Un ex-concessionnaire Saab condamné à rembourser des "aides à l’investissement" à Opel France

La société Automobiles Paris Etoile, concessionnaire Saab à Paris, avait refusé en 2010 le transfert de son contrat de GM France au repreneur Spyker. Dans un arrêt du 9 janvier dernier, la cour d’Appel de Paris a jugé qu’il s’agissait d’une résiliation de contrat du fait du concessionnaire. Elle a même ordonné le remboursement à Opel France d’aides à l’investissement.
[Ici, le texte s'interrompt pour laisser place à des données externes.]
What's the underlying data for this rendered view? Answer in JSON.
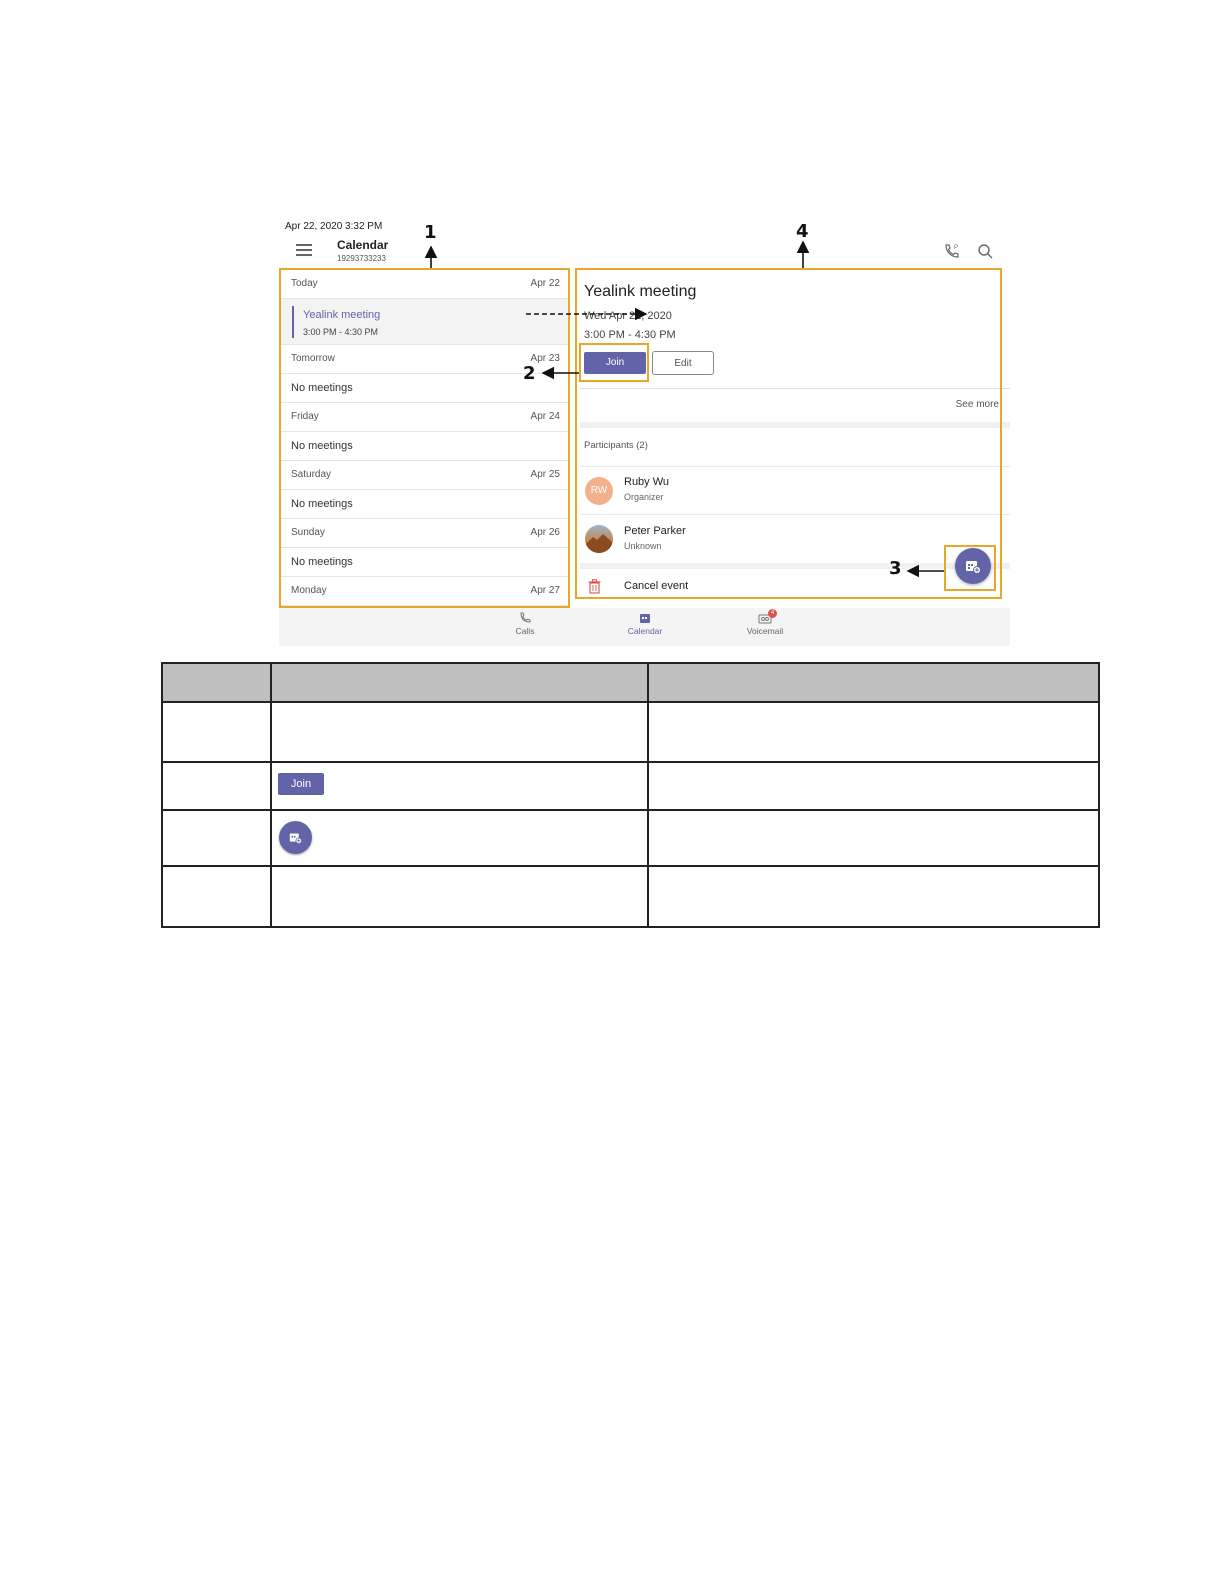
{
  "status_bar": {
    "datetime": "Apr 22, 2020   3:32 PM"
  },
  "header": {
    "title": "Calendar",
    "number": "19293733233"
  },
  "agenda": {
    "days": [
      {
        "name": "Today",
        "date": "Apr 22"
      },
      {
        "name": "Tomorrow",
        "date": "Apr 23"
      },
      {
        "name": "Friday",
        "date": "Apr 24"
      },
      {
        "name": "Saturday",
        "date": "Apr 25"
      },
      {
        "name": "Sunday",
        "date": "Apr 26"
      },
      {
        "name": "Monday",
        "date": "Apr 27"
      }
    ],
    "meeting": {
      "title": "Yealink meeting",
      "time": "3:00 PM - 4:30 PM"
    },
    "no_meetings": "No meetings"
  },
  "details": {
    "title": "Yealink meeting",
    "date": "Wed Apr 22, 2020",
    "time": "3:00 PM - 4:30 PM",
    "join_label": "Join",
    "edit_label": "Edit",
    "see_more": "See more",
    "participants_label": "Participants (2)",
    "participants": [
      {
        "initials": "RW",
        "name": "Ruby Wu",
        "role": "Organizer"
      },
      {
        "initials": "",
        "name": "Peter Parker",
        "role": "Unknown"
      }
    ],
    "cancel_label": "Cancel event"
  },
  "bottom_nav": [
    {
      "label": "Calls",
      "icon": "phone-icon"
    },
    {
      "label": "Calendar",
      "icon": "calendar-icon",
      "active": true
    },
    {
      "label": "Voicemail",
      "icon": "voicemail-icon",
      "badge": "4"
    }
  ],
  "callouts": [
    "1",
    "2",
    "3",
    "4"
  ],
  "table": {
    "join_label": "Join"
  },
  "colors": {
    "accent": "#6264a7",
    "callout": "#e8a825",
    "avatar_rw": "#f3b08d",
    "badge": "#d9534f"
  }
}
En février 2010, le groupe GM cède le constructeur suédois Saab à la société Spyker. Cela faisait plus d’un an que le sort de Saab était en discussion et l’éventualité d’une cession avait été évoquée dès le mois de décembre 2008.
A la même époque, le 30 décembre 2008, la société Automobiles Paris Etoile (filiale du groupe Chapat, qui exploite quatre sites, deux à Paris, un autre à Boulogne et un à Courbevoie) signe un protocole d'accord qui prolonge son contrat Saab en échange du versement par GM France d'aides à l'investissement pour la mise aux normes Unlimited du site du boulevard Murat. Pour les années 2008 à 2012, le support à l'investissement est de 775 000 euros.
Par ailleurs, un accord de 2007 prévoyait le versement jusqu'à la fin de l'année 2009 de primes correspondant au "Plan Paris" d’un montant de 533 euros/véhicule (conditionné au volume de vente/immatriculations Saab).
L'engagement de GM France est soumis à l'obligation d'exploitation par APE des contrats de distributeur et de réparateur agréé jusqu'à la fin de l'année 2012.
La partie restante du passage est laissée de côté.